Applicants in person
A M Powell for First to Fourteenth Respondents
V E Casey for Fifteenth Respondent (B J Reid)

Judgment:

(On the papers)

26 June 2015 at 3 pm

JUDGMENT OF WILD J

AThe application for an extension of time to file the case on appeal is granted.  Time to comply with r 43(1) of the Court of Appeal (Civil) Rules 2005 is extended to 26 August 2015.

BThe application for the recall of the judgment in Siemer v Brown & Ors [2015] NZCA 69 is dismissed.

CThe Registrar’s decision of 18 May 2015 refusing to accept for filing an application for review of the judgment in Siemer v Brown & Ors [2015] NZCA 161 is upheld.

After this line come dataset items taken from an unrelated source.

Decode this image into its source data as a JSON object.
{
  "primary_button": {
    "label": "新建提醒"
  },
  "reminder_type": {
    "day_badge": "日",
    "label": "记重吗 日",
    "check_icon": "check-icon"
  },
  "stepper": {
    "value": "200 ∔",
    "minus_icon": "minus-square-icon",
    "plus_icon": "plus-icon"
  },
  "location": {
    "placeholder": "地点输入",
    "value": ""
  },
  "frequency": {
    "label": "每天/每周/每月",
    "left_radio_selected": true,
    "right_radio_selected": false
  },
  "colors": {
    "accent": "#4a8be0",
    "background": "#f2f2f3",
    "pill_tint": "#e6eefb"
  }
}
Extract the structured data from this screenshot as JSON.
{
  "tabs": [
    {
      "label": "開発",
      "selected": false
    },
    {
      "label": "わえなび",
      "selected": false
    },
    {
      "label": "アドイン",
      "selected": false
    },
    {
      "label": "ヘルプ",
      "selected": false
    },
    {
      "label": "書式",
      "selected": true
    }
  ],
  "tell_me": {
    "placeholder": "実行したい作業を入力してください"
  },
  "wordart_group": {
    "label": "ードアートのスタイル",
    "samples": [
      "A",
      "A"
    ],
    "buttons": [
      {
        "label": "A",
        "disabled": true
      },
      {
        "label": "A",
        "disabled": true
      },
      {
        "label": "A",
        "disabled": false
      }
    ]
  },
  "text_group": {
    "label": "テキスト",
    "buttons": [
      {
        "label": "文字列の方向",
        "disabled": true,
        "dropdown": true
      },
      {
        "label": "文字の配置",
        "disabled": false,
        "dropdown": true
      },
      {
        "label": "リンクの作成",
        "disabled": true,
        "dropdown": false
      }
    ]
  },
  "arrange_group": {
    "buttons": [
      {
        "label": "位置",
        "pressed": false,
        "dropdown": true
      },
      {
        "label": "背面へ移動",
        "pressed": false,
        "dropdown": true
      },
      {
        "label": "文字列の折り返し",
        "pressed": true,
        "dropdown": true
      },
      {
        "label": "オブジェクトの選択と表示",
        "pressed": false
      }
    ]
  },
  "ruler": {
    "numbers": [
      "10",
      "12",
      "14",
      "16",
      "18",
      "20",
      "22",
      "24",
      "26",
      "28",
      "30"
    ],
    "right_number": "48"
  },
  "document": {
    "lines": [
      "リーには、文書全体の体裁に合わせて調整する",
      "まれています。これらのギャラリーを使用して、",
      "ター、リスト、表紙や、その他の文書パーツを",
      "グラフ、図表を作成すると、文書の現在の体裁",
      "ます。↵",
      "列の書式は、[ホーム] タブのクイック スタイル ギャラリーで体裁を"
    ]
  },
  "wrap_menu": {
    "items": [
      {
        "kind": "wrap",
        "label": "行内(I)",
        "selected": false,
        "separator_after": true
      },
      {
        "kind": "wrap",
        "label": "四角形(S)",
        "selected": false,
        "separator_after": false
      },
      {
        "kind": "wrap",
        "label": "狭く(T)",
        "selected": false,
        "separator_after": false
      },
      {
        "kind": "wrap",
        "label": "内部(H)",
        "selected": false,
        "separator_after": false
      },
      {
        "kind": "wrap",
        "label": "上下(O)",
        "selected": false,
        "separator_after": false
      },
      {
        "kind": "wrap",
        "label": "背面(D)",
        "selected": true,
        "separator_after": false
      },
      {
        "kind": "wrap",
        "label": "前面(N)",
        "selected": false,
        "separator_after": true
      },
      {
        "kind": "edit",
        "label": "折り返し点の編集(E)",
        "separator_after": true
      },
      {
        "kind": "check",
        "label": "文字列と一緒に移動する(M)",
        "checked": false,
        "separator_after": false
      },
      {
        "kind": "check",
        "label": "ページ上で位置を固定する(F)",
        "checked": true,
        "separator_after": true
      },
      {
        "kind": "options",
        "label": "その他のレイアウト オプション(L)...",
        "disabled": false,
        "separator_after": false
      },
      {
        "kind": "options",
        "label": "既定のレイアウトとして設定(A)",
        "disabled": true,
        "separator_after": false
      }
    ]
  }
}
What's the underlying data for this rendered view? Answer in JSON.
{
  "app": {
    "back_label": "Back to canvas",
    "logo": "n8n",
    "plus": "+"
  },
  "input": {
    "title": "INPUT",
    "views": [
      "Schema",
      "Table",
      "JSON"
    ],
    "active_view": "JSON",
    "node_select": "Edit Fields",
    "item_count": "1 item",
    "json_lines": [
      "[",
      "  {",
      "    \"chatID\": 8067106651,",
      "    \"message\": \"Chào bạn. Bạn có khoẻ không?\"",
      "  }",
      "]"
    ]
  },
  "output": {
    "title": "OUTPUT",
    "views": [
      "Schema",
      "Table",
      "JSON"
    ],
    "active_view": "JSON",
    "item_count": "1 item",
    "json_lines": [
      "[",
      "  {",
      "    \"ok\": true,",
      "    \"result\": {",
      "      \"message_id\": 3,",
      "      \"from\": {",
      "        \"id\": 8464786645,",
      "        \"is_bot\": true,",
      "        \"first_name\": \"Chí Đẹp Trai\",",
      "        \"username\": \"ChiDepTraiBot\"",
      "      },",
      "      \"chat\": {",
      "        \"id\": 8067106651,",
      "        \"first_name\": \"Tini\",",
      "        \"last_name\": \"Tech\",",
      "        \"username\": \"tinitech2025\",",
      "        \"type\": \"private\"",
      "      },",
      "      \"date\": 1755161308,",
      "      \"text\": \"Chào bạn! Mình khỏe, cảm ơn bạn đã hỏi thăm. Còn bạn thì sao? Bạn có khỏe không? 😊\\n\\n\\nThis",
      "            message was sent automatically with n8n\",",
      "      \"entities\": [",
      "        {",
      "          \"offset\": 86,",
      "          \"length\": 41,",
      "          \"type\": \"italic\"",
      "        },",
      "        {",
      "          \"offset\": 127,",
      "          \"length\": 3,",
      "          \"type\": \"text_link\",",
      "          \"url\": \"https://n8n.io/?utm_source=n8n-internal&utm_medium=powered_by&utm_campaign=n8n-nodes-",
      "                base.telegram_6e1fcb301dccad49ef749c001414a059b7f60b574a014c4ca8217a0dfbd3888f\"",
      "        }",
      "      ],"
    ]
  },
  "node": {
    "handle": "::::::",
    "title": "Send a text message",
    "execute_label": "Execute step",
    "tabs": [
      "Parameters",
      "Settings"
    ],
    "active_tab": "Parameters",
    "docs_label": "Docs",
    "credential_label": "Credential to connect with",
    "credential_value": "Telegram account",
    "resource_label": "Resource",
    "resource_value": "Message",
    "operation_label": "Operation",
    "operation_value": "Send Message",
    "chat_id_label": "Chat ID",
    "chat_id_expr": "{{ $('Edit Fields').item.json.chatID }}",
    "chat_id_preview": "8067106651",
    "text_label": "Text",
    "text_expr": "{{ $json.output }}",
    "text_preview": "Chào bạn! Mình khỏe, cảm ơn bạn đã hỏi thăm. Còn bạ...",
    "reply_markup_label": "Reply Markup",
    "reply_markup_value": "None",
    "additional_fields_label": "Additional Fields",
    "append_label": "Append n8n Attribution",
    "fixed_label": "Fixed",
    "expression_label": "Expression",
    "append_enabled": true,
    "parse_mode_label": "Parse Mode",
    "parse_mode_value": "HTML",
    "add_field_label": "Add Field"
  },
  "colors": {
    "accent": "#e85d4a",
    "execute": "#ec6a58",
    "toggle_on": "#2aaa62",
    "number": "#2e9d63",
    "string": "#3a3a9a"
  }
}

____________________________________________________________________

REASONS

  1. The applicants filed on 26 January 2015 a notice of appeal against a judgment of Toogood J dismissing several claims arising from a search of the Siemers’ family home.[1]  A number of procedural applications have followed. Three remain to be determined in the present judgment:

    (a)An application for an extension of time to file the case on appeal (filed 20 April 2015);

    (b)An application for recall of this Court’s judgment of 16 March 2015 (filed 12 May 2015);[2]

    (c)An application for review of Registrar’s decision to refuse to accept for filing an application for review of this Court’s judgment of 12 May 2015 (filed 25 May 2015).[3]

Extension of time

[1]Siemer v Brown [2014] NZHC 3175.

[2]Siemer v Brown [2015] NZCA 69 [Review of Registrar’s decision as to security for costs].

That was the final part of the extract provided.